The main factors associated with distress and burnout were increased working hours, feeling worried about wellbeing, less resilience and oncologists' concerns about training and career.

"The ESMO Resilience Task Force surveys indicate that COVID-19 is having an impact on wellbeing, burnout and job performance," said Dr Susana Banerjee, ESMO Director of Membership, lead author of the surveys. "As an oncology community, we must work collaboratively, individuals and organisations, to ensure that resources are used in the best way possible to support oncology professionals and make sure that ?distress and burnout do not increase.
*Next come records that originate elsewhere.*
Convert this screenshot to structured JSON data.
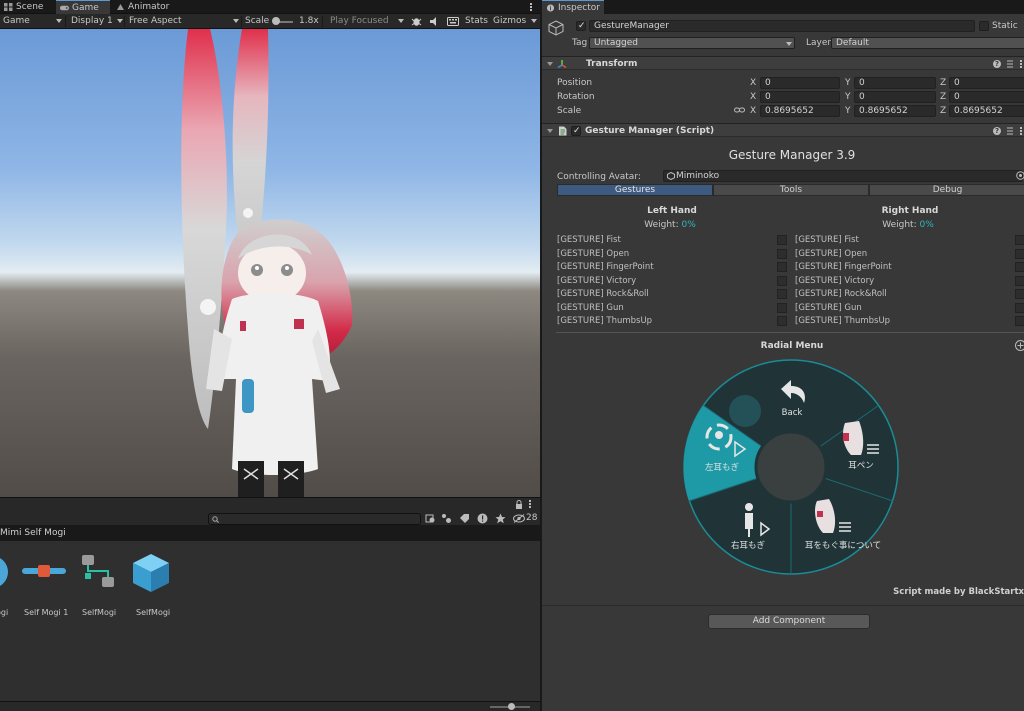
{
  "left_tabs": [
    {
      "label": "Scene"
    },
    {
      "label": "Game"
    },
    {
      "label": "Animator"
    }
  ],
  "game_toolbar": {
    "mode": "Game",
    "display": "Display 1",
    "aspect": "Free Aspect",
    "scale_label": "Scale",
    "scale_value": "1.8x",
    "play_focused": "Play Focused",
    "stats": "Stats",
    "gizmos": "Gizmos"
  },
  "project": {
    "hidden_count": "28",
    "folder_title": "Mimi Self Mogi",
    "assets": [
      {
        "label": "ogi",
        "icon": "blue-circle-icon"
      },
      {
        "label": "Self Mogi 1",
        "icon": "slider-prefab-icon"
      },
      {
        "label": "SelfMogi",
        "icon": "animator-controller-icon"
      },
      {
        "label": "SelfMogi",
        "icon": "prefab-cube-icon"
      }
    ]
  },
  "inspector": {
    "tab_label": "Inspector",
    "object_name": "GestureManager",
    "static_label": "Static",
    "tag_label": "Tag",
    "tag_value": "Untagged",
    "layer_label": "Layer",
    "layer_value": "Default",
    "transform": {
      "title": "Transform",
      "position": {
        "label": "Position",
        "x": "0",
        "y": "0",
        "z": "0"
      },
      "rotation": {
        "label": "Rotation",
        "x": "0",
        "y": "0",
        "z": "0"
      },
      "scale": {
        "label": "Scale",
        "x": "0.8695652",
        "y": "0.8695652",
        "z": "0.8695652"
      },
      "axis_x": "X",
      "axis_y": "Y",
      "axis_z": "Z"
    },
    "script": {
      "title": "Gesture Manager (Script)",
      "heading": "Gesture Manager 3.9",
      "controlling_label": "Controlling Avatar:",
      "avatar_name": "Miminoko",
      "tabs": [
        {
          "label": "Gestures",
          "selected": true
        },
        {
          "label": "Tools",
          "selected": false
        },
        {
          "label": "Debug",
          "selected": false
        }
      ],
      "left_hand": {
        "title": "Left Hand",
        "weight_label": "Weight:",
        "weight_value": "0%"
      },
      "right_hand": {
        "title": "Right Hand",
        "weight_label": "Weight:",
        "weight_value": "0%"
      },
      "gestures": [
        "[GESTURE] Fist",
        "[GESTURE] Open",
        "[GESTURE] FingerPoint",
        "[GESTURE] Victory",
        "[GESTURE] Rock&Roll",
        "[GESTURE] Gun",
        "[GESTURE] ThumbsUp"
      ],
      "radial_menu_title": "Radial Menu",
      "radial": {
        "back": "Back",
        "left_ear": "左耳もぎ",
        "ear_pen": "耳ペン",
        "right_ear": "右耳もぎ",
        "about": "耳をもぐ事について"
      },
      "credit": "Script made by BlackStartx"
    },
    "add_component": "Add Component"
  },
  "colors": {
    "accent_blue": "#3d5a80",
    "teal": "#1e9aa6",
    "panel": "#383838"
  }
}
The ESMO Resilience Task Force will look into developing more specific interventions so that we can further help and support oncology professionals during and beyond the pandemic."

Dr Giuseppe Curigliano, ESMO Guidelines Committee Chair, added: "ESMO has responded quickly to the crisis brought by the pandemic, developing a series of specific recommendations across different diseases, to guide oncologists in providing cancer care under unprecedented circumstances. (5) It is now crucial to avoid delays to any treatment which could impact survival by re-allocating resources to cancer patients and continuing to deliver the best possible treatment."